Archive | 1 novembre 2023

Le Dernier festin des vaincus d’Estelle Tharreau

Présentation de l’éditeur :

Un soir de réveillon, Naomi Shehaan disparaît de la réserve indienne de Meshkanau.
Dans une région minée par la corruption, le racisme, la violence et la misère, un jeune flic, Logan Robertson, tente de briser l’omerta qui entoure cette affaire. Il est rejoint par Nathan et Alice qui, en renouant avec leur passé, plongent dans l’enfer de ce dernier jalon avant la toundra.
Un thriller dur qui éclaire sur les violences intracommunautaires et les traumatismes liés aux pensionnats indiens, dont les femmes sont les premières victimes.
« Au Canada, une autochtone a dix fois plus de risque de se faire assassiner qu’une autre femme. »

Mon avis : 

Merci aux éditions Taurnada pour ce partenariat.

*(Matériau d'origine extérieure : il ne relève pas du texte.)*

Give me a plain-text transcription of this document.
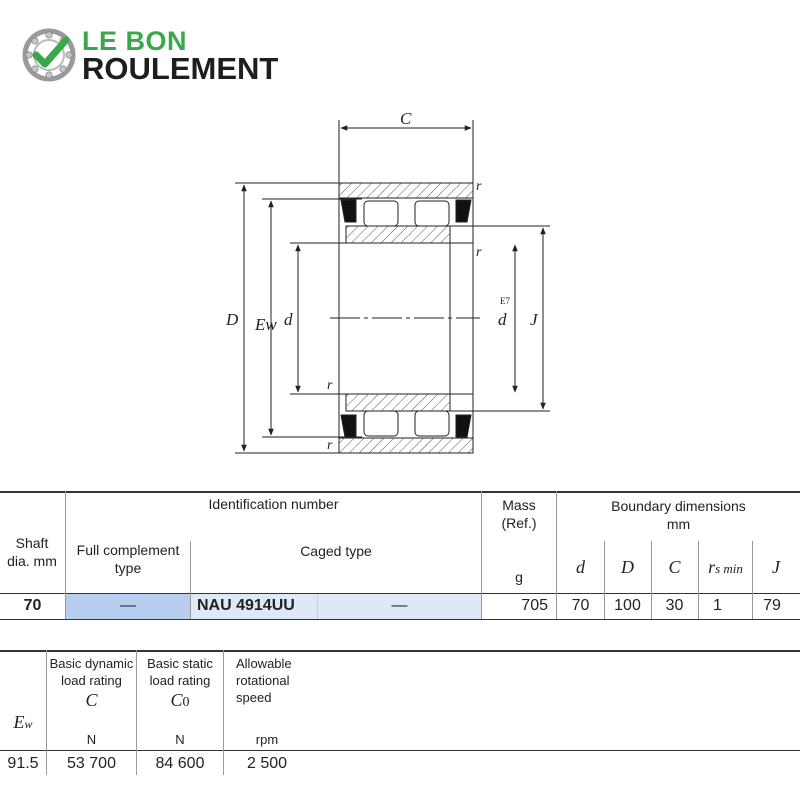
LE BON
ROULEMENT
C
D Ew d	d
E7
J
r
r
r
r
Shaft dia. mm
Identification number
Full complement type
Caged type
Mass (Ref.)
g
Boundary dimensions
mm
d	D	C	rs min	J
70	—	NAU 4914UU	—	705	70	100	30	1	79
Ew
Basic dynamic load rating
C
N
Basic static load rating
C0
N
Allowable rotational speed
rpm
91.5	53 700	84 600	2 500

Savez-vous ce qui est bien quand vous découvrez un nouveau roman d’Estelle Tharreau ? C’est que le lecteur ne peut savoir à l’avance à quoi s’attendre, tant chaque livre est différent du précédent. Les seules constances, si j’ose dire, sont la rigueur dans la construction de l’intrigue, et la richesse des personnages rencontrés. Oui, je sais, cela fait déjà beaucoup, si l’on y réfléchit.

Le dernier festin des vaincus nous entraîne au Canada. Une jeune fille, Naomi, a disparu de la réserve indienne de Meshkanau le soir du réveillon. Personne ne s’inquiète, pas même sa mère. Ce n’est pas la première fois qu’elle disparait. Ce n’est pas la première jeune fille qui disparait. On finit par les retrouver – ou pas. On classe l’affaire, et c’est presque ce qui se passe, si ce n’est que des voix s’élèvent pour parler de Naomi. Elles ne sont pas nombreuses : Marie Fontaine, qui tient la station de radio de la réserve, Nathan, Alice puis Logan. De très rares voix, alors que d’autres font beaucoup de bruits pas seule pour clore l’affaire, non pour parler aussi de l’immense projet de scierie qui tend à bouleverser la vie de la région.

Et si ce n’était pas les voix qui se font entendre qui étaient importantes, mais celles qui se taisent ? Si le récit se focalise tour à tour sur différents personnages, nous découvrons des bribes de leur passé par le biais de leurs pensées lorsqu’ils se remémorent ce qu’ils ont vécu, ce qu’ils ont subi, ce qu’ils n’ont jamais pu dire, ce qu’ils ont à peine pu se dire. J’ai lu certaines scènes quasiment en apnée, et ce n’est pas une image, j’ai eu littéralement le souffle coupé face à l’horreur des situations. La force de ce livre est non seulement de nous montrer les causes, mais surtout toutes les conséquences de ses actes du passé, conséquences dont les ramifications s’étendent en une arborescence des plus inattendues.

Dirai-je « âme sensible, s’abstenir ? » Je n’en suis pas une. Tout ce qui est narré dans ce livre devait l’être. Maintenant que cela été dit, que faire ? Agir n’est pas si simple, c’est ce dont se rend compte Nathan, pourtant empli de toutes les bonnes intentions, de toutes les forces aussi que lui donne sa naissance et tous les avantages qu’il a reçues sans même y penser. Il n’hésite pas à se remettre en question, au fur et à mesure que se déroule ce récit au long cours – enquêter prend du temps, entraver une enquête aussi, désentraver une enquête, reprendre le combat, encore plus.

Je vous conseille ce livre si vous aimez les polars, les romans noirs. Et si vous avez aimé ce livre, je ne puis que vous recommander de lire d’autres romans signé Estelle Tharreau, notamment Mon ombre assassine, paru en 2019.